Deux footballeurs amateurs (28 et 32 ans) me consultent pour la même symptomatologie à 15 jours d’intervalle, à savoir une douleur aigüe à la face antérieure de cuisse, comme un coup de couteau au-dessus du genou, au cours d’un effort de sprint à l’entraînement après une séance de renforcement musculaire en salle. Le diagnostic de rupture distale complète du droit fémoral est déjà fait pour les deux patients qui souhaitent connaître la conduite à tenir, chirurgie ou pas, un mois après pour l’un et deux mois après pour l’autre. Au cabinet, la clinique est la même : pas de gêne fonctionnelle au quotidien (marche, montée et descente des escaliers), rétraction du droit fémoral au 1/3 moyen de cuisse avec un moignon encore sensible, puis encoche jusqu’au tendon quadricipital, saut unipodal difficile et diminution nette de la force musculaire du quadriceps pour celui qui n’avait pas débuté de rééducation. L’échographie retrouve une petite collection hématique au bout du moignon et un tissu cicatriciel qui se met en place. Je leur propose une prise en charge rééducative (soins antalgiques, massages drainants, travail de la mobilité, renforcement musculaire), sans intervention chirurgicale, en leur promettant une bonne récupération fonctionnelle. Seule la persistance de douleurs résiduelles pourrait amener à une chirurgie de « nettoyage ». Il leur faudra en revanche apprendre à vivre avec un quadriceps disgracieux, ce qui semblait gêner le plus âgé. 

J’ai posé quelques questions au Dr Nicolas Lefevre, chirurgien orthopédiste à la clinique du Sport à Paris, spécialisé dans la chirurgie du tendon. 

Quelle est la fréquence de la rupture distale du droit fémoral chez le sportif par rapport à la lésion tendineuse proximale ?

La rupture tendineuse ISOLÉE distale du droit fémoral est rare par rapport à la rupture proximale1–7. Nous ne disposons pas du chiffre exact de la fréquence de cette pathologie. 

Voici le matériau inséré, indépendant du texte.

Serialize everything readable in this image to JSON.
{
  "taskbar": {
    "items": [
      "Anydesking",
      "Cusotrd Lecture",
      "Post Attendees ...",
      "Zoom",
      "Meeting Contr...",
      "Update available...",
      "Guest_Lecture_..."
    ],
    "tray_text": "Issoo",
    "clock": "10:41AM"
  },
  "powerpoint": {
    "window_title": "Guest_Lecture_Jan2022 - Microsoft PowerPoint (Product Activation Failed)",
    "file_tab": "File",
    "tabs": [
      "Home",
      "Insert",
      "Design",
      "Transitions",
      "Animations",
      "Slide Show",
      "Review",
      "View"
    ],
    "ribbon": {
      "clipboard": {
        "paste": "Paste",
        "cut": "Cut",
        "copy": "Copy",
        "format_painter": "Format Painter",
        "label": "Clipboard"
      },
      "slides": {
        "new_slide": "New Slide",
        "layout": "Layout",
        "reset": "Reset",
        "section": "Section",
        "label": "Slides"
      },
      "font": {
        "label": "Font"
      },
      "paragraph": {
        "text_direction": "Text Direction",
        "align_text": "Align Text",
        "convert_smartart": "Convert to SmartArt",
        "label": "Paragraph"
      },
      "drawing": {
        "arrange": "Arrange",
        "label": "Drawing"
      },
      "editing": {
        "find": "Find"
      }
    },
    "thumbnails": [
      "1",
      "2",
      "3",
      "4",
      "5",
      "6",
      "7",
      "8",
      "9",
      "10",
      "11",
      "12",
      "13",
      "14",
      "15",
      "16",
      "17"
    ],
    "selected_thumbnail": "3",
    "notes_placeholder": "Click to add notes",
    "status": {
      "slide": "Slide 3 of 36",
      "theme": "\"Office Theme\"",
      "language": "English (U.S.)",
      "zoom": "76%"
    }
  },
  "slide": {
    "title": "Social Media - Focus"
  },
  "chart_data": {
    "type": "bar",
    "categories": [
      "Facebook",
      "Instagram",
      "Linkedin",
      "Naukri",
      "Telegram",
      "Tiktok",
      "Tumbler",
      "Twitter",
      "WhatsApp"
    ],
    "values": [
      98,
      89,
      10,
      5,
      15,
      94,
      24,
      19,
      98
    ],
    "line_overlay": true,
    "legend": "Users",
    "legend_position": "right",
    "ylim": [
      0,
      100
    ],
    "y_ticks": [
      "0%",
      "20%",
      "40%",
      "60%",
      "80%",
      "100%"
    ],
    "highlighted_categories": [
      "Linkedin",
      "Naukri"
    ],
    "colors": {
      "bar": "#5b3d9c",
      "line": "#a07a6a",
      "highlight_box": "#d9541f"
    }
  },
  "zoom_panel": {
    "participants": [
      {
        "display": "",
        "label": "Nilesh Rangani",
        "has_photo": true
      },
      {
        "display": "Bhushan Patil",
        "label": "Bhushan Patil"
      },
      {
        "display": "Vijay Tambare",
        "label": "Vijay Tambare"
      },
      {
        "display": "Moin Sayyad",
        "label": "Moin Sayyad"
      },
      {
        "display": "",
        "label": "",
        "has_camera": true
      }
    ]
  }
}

Il est plus que probable que la fréquence est sous-estimée par manque de donnée.

 

Dans le contexte des ruptures partielles du quadriceps distal impliquant PLUS d'un tendon, Falkowski et al. démontrent que (Revue systématique IRM)8

  • La lésions du droit fémoral est plus fréquemment complète
  • Les couches superficielles (25,7%) et moyennes (25,1–26,8%) du tendon du quadriceps se rompent plus fréquemment que la couche profonde (22,4%).
  • Les couches du tendon se rompent plus fréquemment à proximité de la rotule (84,8–93,6% des cas).
  • Une avulsion osseuse est associée à des déchirures de grade supérieur du RF, VM et VL (p = 0,020–0,043), mais pas du VI.
Qu’est-ce qui en fait sa spécificité ?

La spécificité du droit fémoral réside dans le fait qu’il a une grande proportion de fibres de type II, ce qui lui permet de se contracter plus rapidement et plus puissamment que les autres muscles du quadriceps. Il est trop sollicité surtout durant la contraction excentrique. De plus, c'est le seul muscle bi-articulaire du complexe du quadriceps2,9.

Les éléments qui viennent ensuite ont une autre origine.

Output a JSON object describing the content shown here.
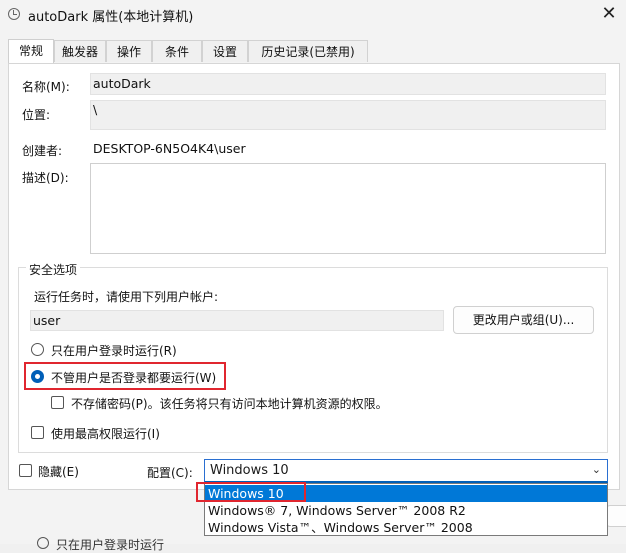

Sur le plan chirurgical, le tendon est superficiel, et la plupart des ruptures se produisent à une distance de 1 à 2 cm du pôle supérieur de la rotule. La réparation aigue est exceptionnelle. Quand le traitement chirurgical réparatoire est posé, il s’agit d’une résection de la fibrose, suture sur le muscle sous-jacent musculaire en rétablissement dans la limite du possible la longueur musculaire. Un renfort fascial ou tendineux local peut être utilisé2,4.

Quels sont les sports à risque et les gestes lésionnels ?

Les sports à risque sont ceux qui impliquent du sprint, de la course et des coups de pied, comme le football. Le mécanisme de blessure met souvent en jeu une contraction simultanée du muscle pour une extension du genou et une flexion de la hanche, actions couramment effectuées dans le football2–4.

De quel bilan complémentaire a-t-on besoin ?

L'échographie peut servir de premier outil de diagnostic en raison de sa rapidité et de son faible coût, mais elle est moins précise pour évaluer la gravité des lésions profondes. L'IRM, bien que plus coûteuse et moins accessible, est l'examen de choix pour un diagnostic détaillé. Elle permet non seulement d'évaluer la gravité et la localisation de la lésion, mais aussi de confirmer s'il s'agit d’une pseudotumeur (souvent la présentation) dû à une réaction fibrotique secondaire à la rétraction du tendon déchiré et éviter donc une biopsie non nécessaire3–7.

Quelle est l’évolution naturelle de cette lésion en l’absence de prise en charge médicale ?

Le traitement non chirurgical s'est avéré satisfaisant dans la plupart des études, avec une récupération de la force motrice documentée dans l'étude de Figved et al3–7.

Le traitement peut-il ou doit-il être chirurgical ? Et quelles en seraient les indications (sportif haut niveau, âge …) ?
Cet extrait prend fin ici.